The stars of Oz the Great and Powerful aren’t James Franco, Mila Kunis, or any of the other actors. They’re the digital effects people. The actors might as well be sock puppets, they’re so overshadowed by the digital scenery. Does it impress? At times, yes, but mostly the movie throws a wall of color at you that swamps story, writing, acting, directing, and almost everything else. Less is more, movie-people.
I’m a James Franco fan, but he’s best as a mumbling, hunch-shouldered beat, not as a wholesome Disneyesque character (or an Oscar host). I mean, the broader he smiles, the more it looks as though he’s going to eat you. James, who’s making your career choices? If you’re not careful, you’ll end up like Nicholas Cage, the Vincent Price of our times.
Like most Hollywood movies these days, all the hard work here seems to have gone into the digital effects, not the casting, writing, acting, or directing. I mean, there are passages of dialogue so plain, I almost fell asleep, I, the guy who never sleeps at movies. Shouldn’t the writing be as exceptional as the special effects?
The best actor is Mila Kunis, whose character is written and played with a tasty ambiguity, adding an interesting reason for her character change. But otherwise the actors seem to play their parts with a wink and a nod, as if they don’t want us to think they actually take this stuff seriously. The result is something like middle-of-the-road fan fiction. We recognize the characters and the story but something seems to be missing (soul, art, nuance, etc).
Yes, those scary flying monkeys are back, though the digital monkeys are much less disturbing than the 1939 monkeys, who seemed to be no more than actual people in monkey suits, suspended on wires, and yet somehow they seemed all the more frightening despite–or because of–that. The Munchkins are back, too, but mostly as background. I’m disappointed there isn’t more music. Oz has always seemed to me to be a land of music, its residents breaking into song at the drop of a hat. The Munchkins start to sing at one point, but stop so quickly it seems as if the moviemakers are wagging a finger at us, telling us they’re not that kind of movie. They should be so lucky.
The story itself ties in nicely with the 1939 perennial that haunts our dreams, explaining how a Kansas huckster ends up as the leader of this mythical land. And the final battle is clever. Maybe the most interesting and disturbing visual is the China girl, a porcelain doll who’s been shattered by the witches’ soldiers and glued back together by the Wizard. She tinks with each step, and she’s covered with a fine mesh of hairline cracks. Creepy. Good creepy.

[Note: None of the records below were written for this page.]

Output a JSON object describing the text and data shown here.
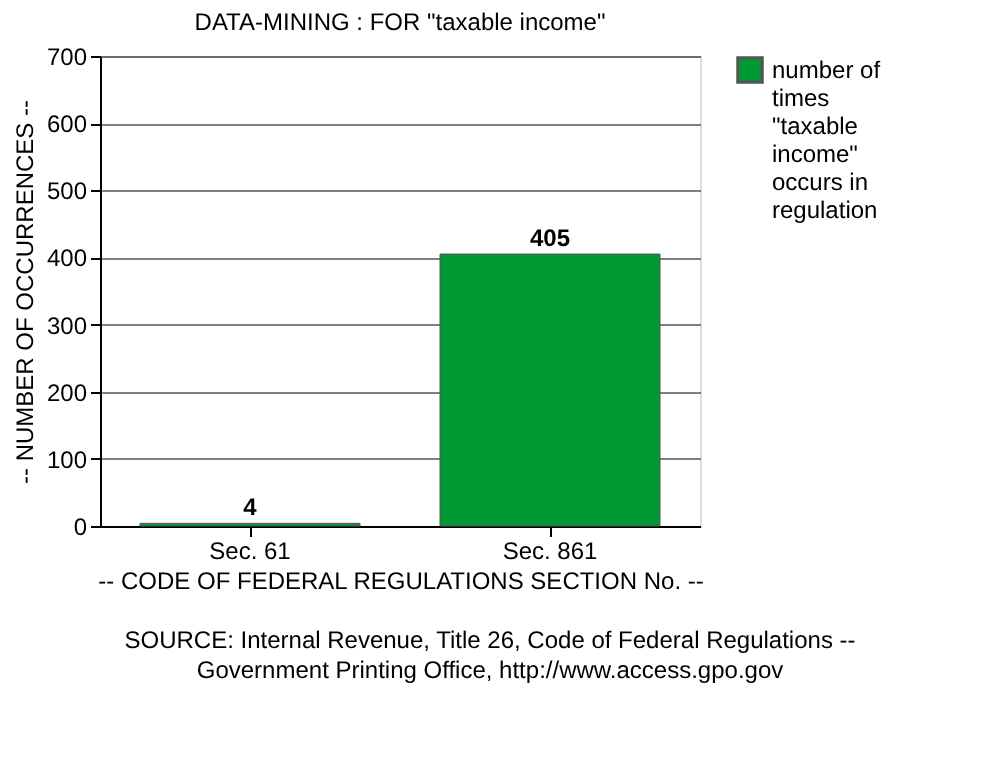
{
  "chart_data": {
    "type": "bar",
    "title": "DATA-MINING : FOR \"taxable income\"",
    "xlabel": "-- CODE OF FEDERAL REGULATIONS SECTION No. --",
    "ylabel": "-- NUMBER OF OCCURRENCES --",
    "categories": [
      "Sec. 61",
      "Sec. 861"
    ],
    "series": [
      {
        "name": "number of times \"taxable income\" occurs in regulation",
        "color": "#009933",
        "values": [
          4,
          405
        ]
      }
    ],
    "ylim": [
      0,
      700
    ],
    "yticks": [
      0,
      100,
      200,
      300,
      400,
      500,
      600,
      700
    ],
    "grid": "y",
    "legend": "right",
    "data_labels": true,
    "annotations": [
      "SOURCE: Internal Revenue, Title 26, Code of Federal Regulations -- Government Printing Office, http://www.access.gpo.gov"
    ]
  }
}
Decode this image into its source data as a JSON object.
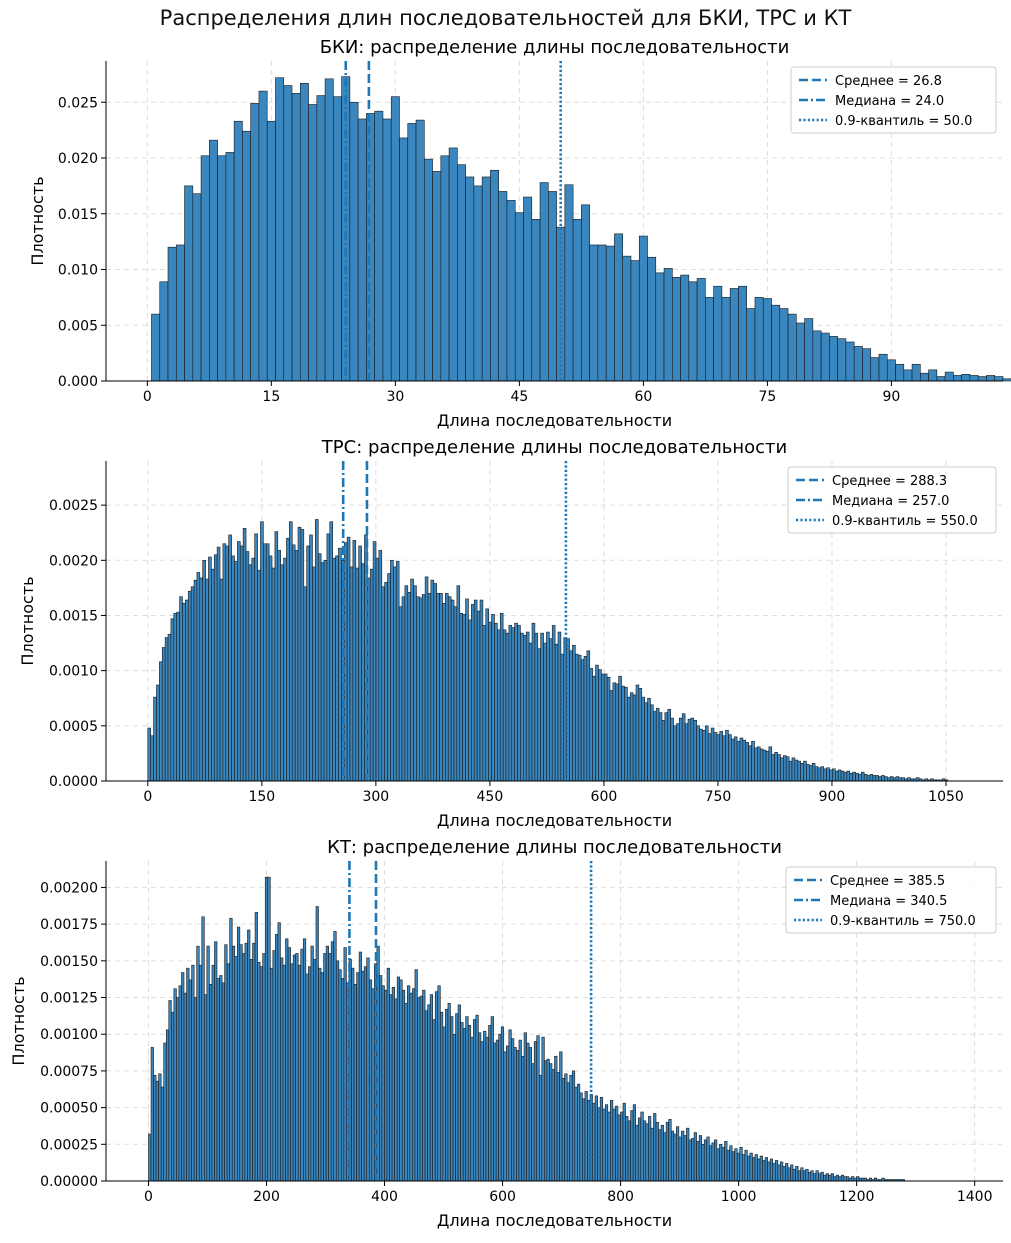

It’s a movie whose themes and dialogue are too pointed, its main theme being the need to choose between fame and virtue, between greatness and goodness. Oz, Oscar, goes from a blustering con man to a man who embraces his limitations, his mere humanness, and the need to put others before himself. It’s a hard-won lesson, but because Franco never seems to believe his own bluster–or to be very good at it–we never really believe he needed the transformation. The role should have gone to a Steve Carell or an Owen Wilson or a Will Ferrell, actors who can make it seem as though they believe in their own bluster. Franco is just too inward an actor to pull off a conniving con man. His face itself conveys thoughtfulness and self-doubt, not brash self-confidence.
I’m guessing here but I think people who like this movie may like it because of its connection to the great Judy Garland movie, not because in and of itself it’s any good.
In a tribute to the original, this movie starts out in black-and-white and in 4:3 aspect as we see Oz’s life in the carnival BT (Before Tornado). Then color seeps into the image and the image itself broadens into widescreen. Yet despite all the millions that must have gone into the Oz sequences, the sideshow world of the opening is the most inspired and engaging part of the movie. Oops! Another two hundred mil down the drain!